Atlassian and the Internet Systems Consortium (ISC) have revealed multiple security vulnerabilities affecting their products, potentially leading to denial-of-service (DoS) attacks and remote code execution.
The Australian software services provider has addressed four high-severity flaws in recent updates. These include:
- CVE-2022-25647 (CVSS score: 7.5) – A deserialization vulnerability in the Google Gson package affecting Patch Management in Jira Service Management Data Center and Server.
- CVE-2023-22512 (CVSS score: 7.5) – A DoS vulnerability in Confluence Data Center and Server.

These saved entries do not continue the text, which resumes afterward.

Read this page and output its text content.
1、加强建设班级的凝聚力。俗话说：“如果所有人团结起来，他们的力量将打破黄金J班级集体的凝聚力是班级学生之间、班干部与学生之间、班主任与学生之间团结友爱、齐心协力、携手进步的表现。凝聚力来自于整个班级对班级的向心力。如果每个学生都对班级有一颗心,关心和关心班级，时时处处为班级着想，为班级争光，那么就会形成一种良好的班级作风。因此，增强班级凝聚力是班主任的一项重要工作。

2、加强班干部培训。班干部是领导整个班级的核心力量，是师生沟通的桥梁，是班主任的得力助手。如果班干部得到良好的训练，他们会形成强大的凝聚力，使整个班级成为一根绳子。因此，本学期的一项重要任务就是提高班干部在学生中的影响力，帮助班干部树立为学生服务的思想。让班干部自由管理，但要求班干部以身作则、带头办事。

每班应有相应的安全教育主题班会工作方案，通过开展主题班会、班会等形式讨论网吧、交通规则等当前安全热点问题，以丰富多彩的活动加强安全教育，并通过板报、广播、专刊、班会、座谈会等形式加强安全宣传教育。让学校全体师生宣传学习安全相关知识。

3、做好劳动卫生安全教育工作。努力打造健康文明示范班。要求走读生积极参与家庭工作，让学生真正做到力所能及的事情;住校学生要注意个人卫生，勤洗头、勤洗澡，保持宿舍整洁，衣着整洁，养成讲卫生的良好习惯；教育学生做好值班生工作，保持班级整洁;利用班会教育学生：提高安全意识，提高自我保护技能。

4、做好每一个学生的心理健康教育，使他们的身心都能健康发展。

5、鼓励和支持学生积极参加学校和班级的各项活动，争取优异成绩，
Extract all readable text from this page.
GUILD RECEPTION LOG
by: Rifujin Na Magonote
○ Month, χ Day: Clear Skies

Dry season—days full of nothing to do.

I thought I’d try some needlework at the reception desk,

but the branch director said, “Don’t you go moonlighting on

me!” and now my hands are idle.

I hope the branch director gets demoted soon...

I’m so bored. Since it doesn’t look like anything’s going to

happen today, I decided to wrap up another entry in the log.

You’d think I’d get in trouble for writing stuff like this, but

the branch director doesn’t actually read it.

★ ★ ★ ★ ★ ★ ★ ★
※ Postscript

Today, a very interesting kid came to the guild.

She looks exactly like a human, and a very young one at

- CVE-2023-22513 (CVSS score: 8.5) – A remote code execution vulnerability in Bitbucket Data Center and Server.
- CVE-2023-28709 (CVSS score: 7.5) – A DoS vulnerability in Apache Tomcat server affecting Bamboo Data Center and Server.
These vulnerabilities have been addressed in the following versions:
- Jira Service Management Server and Data Center (versions 4.20.25, 5.4.9, 5.9.2, 5.10.1, 5.11.0, or later).
- Confluence Server and Data Center (versions 7.19.13, 7.19.14, 8.5.1, 8.6.0, or later).
- Bitbucket Server and Data Center (versions 8.9.5, 8.10.5, 8.11.4, 8.12.2, 8.13.1, 8.14.0, or later).
- Bamboo Server and Data Center (versions 9.2.4, 9.3.1, or later).
In a related update, ISC has released fixes for two high-severity vulnerabilities affecting the Berkeley Internet Name Domain (BIND) 9 Domain Name System (DNS) software suite, potentially leading to DoS conditions:
- CVE-2023-3341 (CVSS score: 7.5) – A stack exhaustion vulnerability in control channel code that may cause named to terminate unexpectedly (fixed in versions 9.16.44, 9.18.19, 9.19.17, 9.16.44-S1, and 9.18.19-S1).
- CVE-2023-4236 (CVSS score: 7.5) – The named service may terminate unexpectedly under high DNS-over-TLS query load (fixed in versions 9.18.19 and 9.18.19-S1).
These patches come after ISC previously addressed three other vulnerabilities (CVE-2023-2828, CVE-2023-2829, and CVE-2023-2911, CVSS scores: 7.5) that could result in a DoS condition, three months prior.